A second rabid raccoon — the third rabid animal of the summer — has been found in Larchmont, according to county health officials.

Residents on Wednesday received a call confirming that  a raccoon trapped on Stuyvesant Avenue Sept. 2 tested positive for rabies.  Individuals who may have been in contact with the animal should call the health department at 813-5000 to determine whether they should get treatment for the disease.

The raccoon is the third rabid animal of the summer found in Larchmont.  A rabid skunk was trapped on Sherwood Oval in August.

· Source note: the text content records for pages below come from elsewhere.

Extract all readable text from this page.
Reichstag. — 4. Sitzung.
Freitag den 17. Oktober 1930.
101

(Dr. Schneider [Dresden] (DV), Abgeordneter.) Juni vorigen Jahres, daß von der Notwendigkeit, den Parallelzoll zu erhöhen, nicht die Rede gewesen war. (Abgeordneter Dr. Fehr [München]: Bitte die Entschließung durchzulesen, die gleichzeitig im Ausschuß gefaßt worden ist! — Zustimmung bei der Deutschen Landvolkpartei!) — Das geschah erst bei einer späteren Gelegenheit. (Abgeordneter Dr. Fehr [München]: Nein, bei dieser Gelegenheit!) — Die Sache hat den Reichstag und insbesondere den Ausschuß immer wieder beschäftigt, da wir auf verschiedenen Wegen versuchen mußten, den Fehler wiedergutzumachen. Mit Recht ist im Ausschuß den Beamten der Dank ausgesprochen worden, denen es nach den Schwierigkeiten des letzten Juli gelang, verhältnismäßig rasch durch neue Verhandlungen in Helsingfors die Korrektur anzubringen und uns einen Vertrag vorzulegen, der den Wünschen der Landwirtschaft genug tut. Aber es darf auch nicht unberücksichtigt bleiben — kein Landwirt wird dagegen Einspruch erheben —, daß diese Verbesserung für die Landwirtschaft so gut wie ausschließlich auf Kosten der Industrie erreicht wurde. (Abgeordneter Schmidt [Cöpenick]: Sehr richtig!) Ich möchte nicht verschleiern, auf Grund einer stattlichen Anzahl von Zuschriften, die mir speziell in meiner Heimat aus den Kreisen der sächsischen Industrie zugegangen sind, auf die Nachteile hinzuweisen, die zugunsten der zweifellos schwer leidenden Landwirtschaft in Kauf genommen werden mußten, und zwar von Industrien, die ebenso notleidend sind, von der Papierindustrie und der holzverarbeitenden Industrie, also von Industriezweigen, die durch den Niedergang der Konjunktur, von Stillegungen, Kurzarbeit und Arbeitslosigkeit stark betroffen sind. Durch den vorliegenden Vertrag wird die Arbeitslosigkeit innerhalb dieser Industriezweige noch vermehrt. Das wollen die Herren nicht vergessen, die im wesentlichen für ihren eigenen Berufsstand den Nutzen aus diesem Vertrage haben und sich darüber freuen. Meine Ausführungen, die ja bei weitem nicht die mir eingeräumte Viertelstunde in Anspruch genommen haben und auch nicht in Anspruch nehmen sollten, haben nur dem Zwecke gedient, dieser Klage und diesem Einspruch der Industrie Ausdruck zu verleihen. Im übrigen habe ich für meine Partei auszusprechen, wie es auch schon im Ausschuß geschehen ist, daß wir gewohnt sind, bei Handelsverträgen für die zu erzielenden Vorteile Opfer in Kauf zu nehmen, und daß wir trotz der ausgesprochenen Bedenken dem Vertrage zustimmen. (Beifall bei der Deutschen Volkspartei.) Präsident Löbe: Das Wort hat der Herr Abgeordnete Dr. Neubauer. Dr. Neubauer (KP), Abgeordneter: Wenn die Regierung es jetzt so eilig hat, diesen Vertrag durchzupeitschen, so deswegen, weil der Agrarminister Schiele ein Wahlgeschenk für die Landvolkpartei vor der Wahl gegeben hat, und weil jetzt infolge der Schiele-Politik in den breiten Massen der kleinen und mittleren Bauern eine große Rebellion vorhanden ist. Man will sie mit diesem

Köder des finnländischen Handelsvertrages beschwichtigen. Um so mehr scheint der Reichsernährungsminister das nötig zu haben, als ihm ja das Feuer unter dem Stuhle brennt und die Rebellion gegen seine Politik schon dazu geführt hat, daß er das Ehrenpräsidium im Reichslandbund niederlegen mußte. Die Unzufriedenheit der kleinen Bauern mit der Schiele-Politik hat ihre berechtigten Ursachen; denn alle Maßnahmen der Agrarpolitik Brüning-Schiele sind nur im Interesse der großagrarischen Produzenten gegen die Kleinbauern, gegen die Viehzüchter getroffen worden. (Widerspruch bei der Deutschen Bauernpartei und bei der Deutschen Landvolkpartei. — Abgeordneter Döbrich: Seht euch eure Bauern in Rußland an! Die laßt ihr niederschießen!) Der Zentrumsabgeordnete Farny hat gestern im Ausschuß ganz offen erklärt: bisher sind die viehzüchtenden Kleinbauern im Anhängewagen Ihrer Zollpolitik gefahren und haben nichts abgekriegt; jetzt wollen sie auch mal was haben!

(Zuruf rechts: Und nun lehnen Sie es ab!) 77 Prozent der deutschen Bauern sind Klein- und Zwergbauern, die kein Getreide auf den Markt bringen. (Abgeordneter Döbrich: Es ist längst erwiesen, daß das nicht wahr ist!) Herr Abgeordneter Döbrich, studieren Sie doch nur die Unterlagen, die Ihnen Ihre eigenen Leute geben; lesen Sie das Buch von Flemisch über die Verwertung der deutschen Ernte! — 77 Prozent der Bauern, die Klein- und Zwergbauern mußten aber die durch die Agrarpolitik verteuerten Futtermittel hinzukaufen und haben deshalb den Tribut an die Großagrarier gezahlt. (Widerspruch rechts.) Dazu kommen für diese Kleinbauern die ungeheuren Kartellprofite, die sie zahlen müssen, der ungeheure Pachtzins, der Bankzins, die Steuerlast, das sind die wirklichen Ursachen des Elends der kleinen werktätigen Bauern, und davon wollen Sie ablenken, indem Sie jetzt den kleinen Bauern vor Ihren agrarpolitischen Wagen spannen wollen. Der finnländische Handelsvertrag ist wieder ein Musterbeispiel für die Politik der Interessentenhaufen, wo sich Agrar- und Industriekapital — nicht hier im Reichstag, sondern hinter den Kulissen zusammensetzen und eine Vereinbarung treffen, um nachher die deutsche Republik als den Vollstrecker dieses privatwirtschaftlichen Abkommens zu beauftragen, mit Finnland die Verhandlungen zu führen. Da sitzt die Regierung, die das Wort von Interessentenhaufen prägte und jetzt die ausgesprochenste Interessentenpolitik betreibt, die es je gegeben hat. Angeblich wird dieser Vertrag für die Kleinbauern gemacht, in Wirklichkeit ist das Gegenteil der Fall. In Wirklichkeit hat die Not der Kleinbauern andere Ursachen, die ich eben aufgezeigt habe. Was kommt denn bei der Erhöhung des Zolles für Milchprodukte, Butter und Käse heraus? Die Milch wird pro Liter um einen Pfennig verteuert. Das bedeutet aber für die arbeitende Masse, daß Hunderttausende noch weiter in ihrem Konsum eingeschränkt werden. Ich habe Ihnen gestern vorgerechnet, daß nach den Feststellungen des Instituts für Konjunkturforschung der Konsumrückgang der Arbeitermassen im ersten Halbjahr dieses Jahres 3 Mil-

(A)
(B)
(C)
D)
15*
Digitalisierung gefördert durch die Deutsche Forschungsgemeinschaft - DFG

In June, a rabid raccoon was found near Sherwood Drive and Boston Post Road.

The local cases are part of a rash of rabies throughout Westchester County this summer. Health officials issued a rabies alert in July after the 25th case was discovered.




4 thoughts on “Larchmont: A Third Rabies Case

  1. An additional problem is that the 911 operators can be dismissive of reports of possible rabies cases…When I called in the rabid skunk in Sherwood Oval in August, the response was something to the effect of, “In case you haven’t noticed, we’ve had several days in a row of rain. When you live in a hole, as skunks do, and your home fills with water, you have to leave. I’ve had 3 or 4 other calls about skunks out in daylight today and this is why.” The operator did not take it seriously. I ended up calling back and basically DEMANDED that he send the police to check out the skunk…which they did, and it was indeed rabid. It was lethargic, lying out in the open, something a healthy skunk would never do, rain or no rain! The police, I should mention, in great contrast to the 911 operator, were very professional and almost immediately recognized that something was amiss with this skunk…they trapped it creatively and called the professional trapper to come remove it almost immediately. I will call them directly, next time, and skip 911!

  2. Stephanie, that is a wild, scary story.

    All these animals– raccoons, squirrels, rats, mice, pidgeons and deer– are the only ones that have figured out how to live with humans. Loss of habitat and no predators contribute to overcrowding, which encourages disease. It’s important to have a culling program (sorry, PETA), and to preserve as much open, wild space as possible.

  3. The problem isn’t that rabies has been spreading but that the town hasn’t been able to do anything about our raccoon and skunk problem. A raccoon got in our home and climbed into bed with us back in 2005(a very docile and rabid raccoon which many people don’t realize is another sign of rabies). We were treated with 8 weeks of injections by the Health Department in New Rochelle. We were told by the mayors office, police department and sanitation department that they really couldn’t do anything since they were on our property. The sanitation guys tried to locate nests where we thought they were coming from near Pine Brook Drive. We trapped 5 raccoons that fall and had them removed from our house by a local trapper at $150 each…we still have raccoon issues. The sad thing about these current cases is that the Health Dept. in 2005 told us that Rabies is a huge problem in Westchester and not talked about enough and most people don’t understand all the signs of rabies. We have a Children’s Hospital named after Maria Fareri because of her death from rabies here in Westchester but yet nothing has been accomplished to stop the continual infection of raccoons, bats, squirrels, skunks and pets. I am happy to get the messages from the reverse 911s about the rabid animals but I rather have the problem eliminated all together.